Und selbst wenn, wozu wäre ein Anruf nütze? Kommen könnte eh keiner, eine Bergwacht oder ‚nen Heli gibt es im ganzen Kosovo nicht; wenn, dann wären es die Freunde und die kämen Stunden später: eine für die Anfahrt nach Pepaj, zwei für den Aufstieg zur Hütte, noch weitere für den Berggang und mindestens noch eine weitere, um mich zu finden. Also bitte!

Und überhaupt: Mit einem verstauchtem Knöchel könnte man sich noch zur Hütte zurückschleppen, mit gebrochenem Bein würde man notfalls hinunter kriechen oder kugeln, wenn einem am Leben liegt. Dann könnte man den Notruf von dort aus absetzen, wo man ein Dach über dem Kopf hat. Und bei Schlimmerem muss man gar nicht mehr telefonieren.

– Hey Mentor, wie geht´s?

– …

– Ja, Wetter hervorragend.

– …

– Ne, grad nicht so gut.

-…

– Na, ich stürze gerade nach Montenegro ab. Aussicht blendend, aber könnte jemand kommen zum auffangen?

Was hatte Mentor zum Abschied zwei Wochen zuvor gesagt? Wir würden uns in jedem Fall wiedersehen. Ganz gleich in welchem Zustand. Erst jetzt verstand ich den Witz: spätestens in der Pathologie!

Aber Spaß beiseite: Wenn man solche Dinge unternimmt, dann muss man das Risiko eingehen und die Verantwortung dafür übernehmen. In den Bergen herumzusteigen birgt automatisch Gefahren. Was jeder Bergsteiger macht, ist, das Risiko zu begrenzen. Es gibt sogenannte objektive Risiken, die sich aus Wetterlage, Gelände und natürlichen Gegebenheiten zusammensetzen. Ein prägnantes Beispiel dafür sind die sogenannten Seracs jenseits des Basiscamps am Everest, der Khumbu-Eisfall: Schluchten aus hochhausgroßen Eistürmen, die jederzeit kollabieren können. Jedes Jahr muss die Route dort hindurch deswegen neu angelegt werden, ab Ende Mai ist sie aufgrund von Wärme und Monsun gar nicht passierbar.

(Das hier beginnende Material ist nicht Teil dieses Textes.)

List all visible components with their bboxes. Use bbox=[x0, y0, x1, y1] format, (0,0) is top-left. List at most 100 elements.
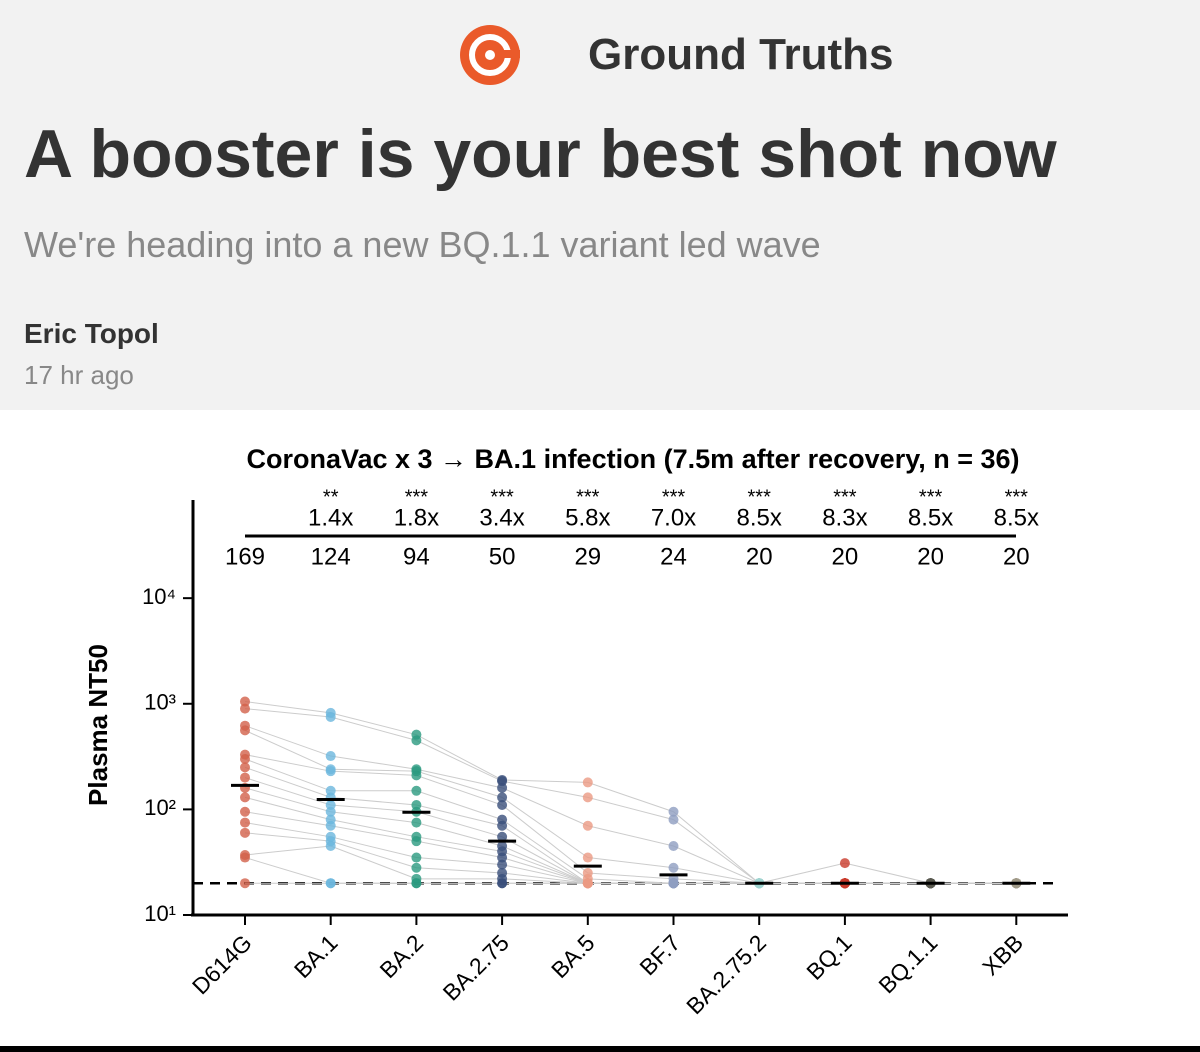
dot bbox=[240, 792, 250, 803]
dot bbox=[668, 806, 679, 817]
article-header: Ground Truths A booster is your best sho… bbox=[0, 0, 1200, 410]
dot bbox=[411, 862, 422, 873]
y-tick-label: 10⁴ bbox=[142, 584, 176, 609]
y-axis-label: Plasma NT50 bbox=[83, 644, 113, 806]
subject-line bbox=[244, 777, 1017, 884]
dot bbox=[411, 836, 422, 847]
x-tick-label: BA.2.75.2 bbox=[681, 929, 771, 1019]
dot bbox=[325, 820, 336, 831]
x-tick-label: D614G bbox=[187, 929, 257, 999]
dot bbox=[240, 762, 250, 773]
dot bbox=[325, 711, 336, 722]
fold-label: 8.5x bbox=[737, 504, 782, 531]
fold-label: 8.3x bbox=[822, 504, 867, 531]
timestamp: 17 hr ago bbox=[24, 360, 134, 390]
subject-line bbox=[244, 701, 1017, 884]
dot bbox=[325, 806, 336, 817]
y-tick-label: 10¹ bbox=[144, 901, 176, 926]
significance: *** bbox=[490, 486, 514, 508]
median-label: 94 bbox=[403, 543, 430, 570]
median-label: 24 bbox=[660, 543, 687, 570]
dot bbox=[497, 878, 508, 889]
median-label: 20 bbox=[1003, 543, 1030, 570]
dot bbox=[411, 817, 422, 828]
dot bbox=[240, 703, 250, 714]
median-label: 20 bbox=[832, 543, 859, 570]
y-tick-label: 10² bbox=[144, 795, 176, 820]
dot bbox=[240, 725, 250, 736]
significance: *** bbox=[748, 486, 772, 508]
x-tick-label: BQ.1.1 bbox=[873, 929, 942, 998]
subject-line bbox=[244, 758, 1017, 884]
fold-label: 3.4x bbox=[479, 504, 524, 531]
bottom-bar bbox=[0, 1046, 1200, 1052]
dot bbox=[411, 785, 422, 796]
y-tick-label: 10³ bbox=[144, 690, 176, 715]
x-tick-label: BA.2.75 bbox=[438, 929, 514, 1005]
dot bbox=[497, 859, 508, 870]
logo[interactable] bbox=[455, 22, 525, 88]
subject-line bbox=[244, 729, 1017, 884]
x-tick-label: BA.5 bbox=[546, 929, 600, 983]
dot bbox=[497, 800, 508, 811]
dot bbox=[497, 820, 508, 831]
publication[interactable]: Ground Truths bbox=[588, 30, 894, 79]
dot bbox=[411, 770, 422, 781]
fold-label: 5.8x bbox=[565, 504, 610, 531]
dot bbox=[240, 696, 250, 707]
subtitle: We're heading into a new BQ.1.1 variant … bbox=[24, 224, 821, 265]
significance: *** bbox=[576, 486, 600, 508]
median-label: 29 bbox=[574, 543, 601, 570]
fold-label: 8.5x bbox=[994, 504, 1039, 531]
significance: ** bbox=[323, 486, 339, 508]
dot bbox=[839, 858, 850, 869]
dot bbox=[497, 831, 508, 842]
dot bbox=[497, 792, 508, 803]
dot bbox=[668, 878, 679, 889]
median-label: 50 bbox=[489, 543, 516, 570]
significance: *** bbox=[662, 486, 686, 508]
dot bbox=[325, 751, 336, 762]
chart-title: CoronaVac x 3 → BA.1 infection (7.5m aft… bbox=[246, 444, 1019, 474]
subject-line bbox=[244, 845, 1017, 884]
dot bbox=[411, 735, 422, 746]
subject-line bbox=[244, 796, 1017, 884]
x-tick-label: BQ.1 bbox=[801, 929, 856, 984]
dot bbox=[240, 817, 250, 828]
median-label: 124 bbox=[311, 543, 351, 570]
dot bbox=[240, 806, 250, 817]
significance: *** bbox=[833, 486, 857, 508]
x-tick-label: BF.7 bbox=[634, 929, 685, 980]
dot bbox=[497, 782, 508, 793]
author[interactable]: Eric Topol bbox=[24, 318, 159, 349]
dot bbox=[240, 827, 250, 838]
dot bbox=[325, 841, 336, 852]
dot bbox=[582, 777, 593, 788]
median-label: 20 bbox=[746, 543, 773, 570]
dot bbox=[325, 878, 336, 889]
fold-label: 1.4x bbox=[308, 504, 353, 531]
subject-line bbox=[244, 822, 1017, 884]
median-label: 20 bbox=[917, 543, 944, 570]
median-label: 169 bbox=[225, 543, 265, 570]
dot bbox=[668, 862, 679, 873]
chart: CoronaVac x 3 → BA.1 infection (7.5m aft… bbox=[0, 444, 1200, 1052]
subject-line bbox=[244, 754, 1017, 884]
dot bbox=[497, 852, 508, 863]
dot bbox=[582, 852, 593, 863]
x-tick-label: XBB bbox=[977, 929, 1028, 980]
dot bbox=[240, 852, 250, 863]
dot bbox=[668, 841, 679, 852]
dot bbox=[668, 814, 679, 825]
subject-line bbox=[244, 811, 1017, 884]
dot bbox=[240, 878, 250, 889]
fold-label: 8.5x bbox=[908, 504, 953, 531]
x-tick-label: BA.1 bbox=[289, 929, 343, 983]
significance: *** bbox=[1005, 486, 1029, 508]
dot bbox=[325, 766, 336, 777]
fold-label: 7.0x bbox=[651, 504, 696, 531]
fold-label: 1.8x bbox=[394, 504, 439, 531]
article-title: A booster is your best shot now bbox=[24, 116, 1057, 192]
dot bbox=[411, 852, 422, 863]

Man geht dort früh morgens rein, noch vor Sonnenaufgang, dann sind die Seracs am stabilsten und das Risiko, erschlagen zu werden, geringer – aber nicht ausgeschlossen, absolut nicht. Die Lawine, die 2014 große Teile des Basecamps wegfegte, wurde durch einen kollabierenden Serac ausgelöst. Zwölf Sherpas, die sich zu dieser Zeit im Eisfeld befanden, kamen um. Sie waren gerade dabeigewesen, es war am Anfang der Saison, die Route zu präparieren, also Eisschrauben zu setzen, Seile zu spannen und Aluminiumleitern über die Gletscherspalten zu legen. Dies bringt mich zu den subjektiven Risiken, also jener Gefährdung, die vom eigenen Verhalten abhängt: Von der Erfahrung, der Ausrüstung, der Kondition und so weiter. Von all dem hatten die Sherpas sicherlich mehr als so mancher zahlende Everest-Besteiger, aber aufgrund ihres Jobs dazu gezwungen sich über Gebühr im Eisfall aufzuhalten – auch noch nach Sonnenaufgang, um halb Sieben, als der Serac kollabierte.

Das ist natürlich ein Extrembeispiel, alltäglicher ist falsche oder unvollständige Ausrüstung, Überschätzung der eigenen Leistungsfähigkeit, Unterschätzung von Strecke und Schwierigkeit. Ich persönlich glaube, das zudem Kenntnis des Terrains und der richtige Zeitpunkt entscheidende Faktoren sind. Wenn man nicht unter Druck steht, auf den richtigen Tag warten kann und zudem schon am selben Berg unterwegs war, also weiß worauf man sich einlässt, dann hat man sicherlich das seine getan, die Risiken so weit als möglich zu minimieren. Den Rest hat man nicht unter Kontrolle, aber wann hat man das schon?

 

Anmerkung: die Schneefotos sind von einem zweiten Gang auf die Hajla, zwei Wochen später und mit Schneeschuhen.